Mulher que se passava por adolescente é indiciada por golpes em Santa Catarina

Uma mulher de 37 anos, identificada como Amanda Maria Souza de Oliveira, foi indiciada pela Polícia Civil de Santa Catarina pelos crimes de falsidade ideológica e estelionato. Ela se passava por uma adolescente de 12 anos para aplicar golpes, chegando a ser acolhida por uma família.

O caso ganhou repercussão após uma parente da família adotiva desconfiar da história e acionar as autoridades. A investigação revelou que a mulher já teria aplicado golpes semelhantes em outros estados, utilizando identidades falsas e manipulando pessoas ao seu redor.

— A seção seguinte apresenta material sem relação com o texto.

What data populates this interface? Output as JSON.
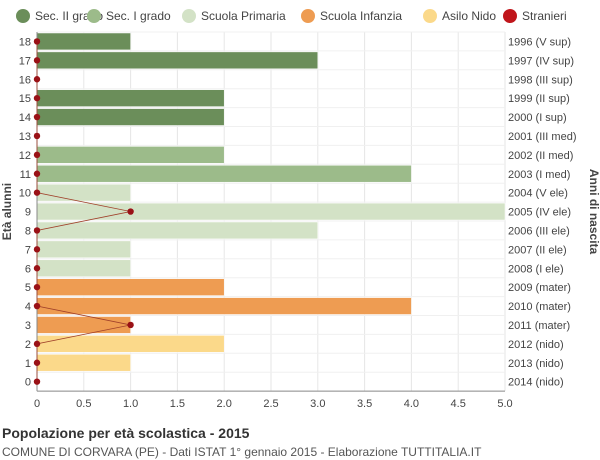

A Polícia Civil de Santa Catarina encaminhou o inquérito policial ao Poder Judiciário, que agora analisará o documento. O Ministério Público confirmou o recebimento e decidirá se oferece denúncia contra a suspeita ou solicita mais investigações. O caso levanta questões sobre as fragilidades em processos de acolhimento e adoção.

Advogado pede exame de sanidade mental para a investigada

A defesa de Amanda Maria Souza de Oliveira, representada pelo advogado Rafael Luiz Siewert, solicitou a realização de um exame de sanidade mental para a investigada. Segundo o defensor, a análise dos autos e a entrevista com a custodiada apresentaram elementos que justificaram o pedido.

O pedido foi acolhido pelo Juízo, que determinou a realização de perícia oficial para avaliar a condição psíquica da mulher. A defesa aguarda os resultados, que ainda não têm data definida, e informou que não prestará mais comentários sobre o mérito dos fatos até a conclusão da perícia.

Como a mulher enganou a família adotiva

A suspeita utilizava o nome falso de “Gabriele” e alegava ter sido vítima de maus-tratos pelo pai biológico para se aproximar de pessoas em uma igreja em Joinville (SC). O pastor do local a acolheu e a apresentou a uma família frequentadora dos cultos.

Para sustentar o disfarce e justificar sua aparência adulta, ela afirmava ser portadora de autismo e que seus traços faciais eram decorrentes do uso forçado de hormônios na infância. A mulher chegou a viver com a família adotiva por aproximadamente um ano, ganhando a confiança de todos.

Comportamentos infantilizados e justificativas para o disfarce

Dentro da casa, a mulher apresentava “comportamentos infantilizados”, como o uso de mamadeiras, chupetas e “cheirinhos” para dormir. O delegado Rodrigo Bueno Gusso relatou que ela tinha um quarto todo decorado com adereços infantis e simulava crises de pânico e inseguranças para dormir, pedindo para a mãe adotiva colocá-la na cama.

Quando surgiam conversas sobre matriculá-la em escolas ou adotá-la legalmente, a mulher se recusava, alegando temer que o pai biológico viesse atrás dela. A suspeita confessou o crime durante o interrogatório formal e, após a prisão em flagrante, foi encaminhada ao Presídio Regional de Joinville.

Histórico de golpes em outros estados

As investigações preliminares revelaram que a identidade original da mulher foi descoberta, e constatou-se que ela possui passagens criminais em outros cinco estados brasileiros: São Paulo, Rio de Janeiro, Minas Gerais, Rio Grande do Sul e Goiás. A denúncia inicial partiu de uma tia da família adotiva, que após conversar com o pai adotivo e realizar pesquisas na internet, confirmou o histórico de golpes da suspeita.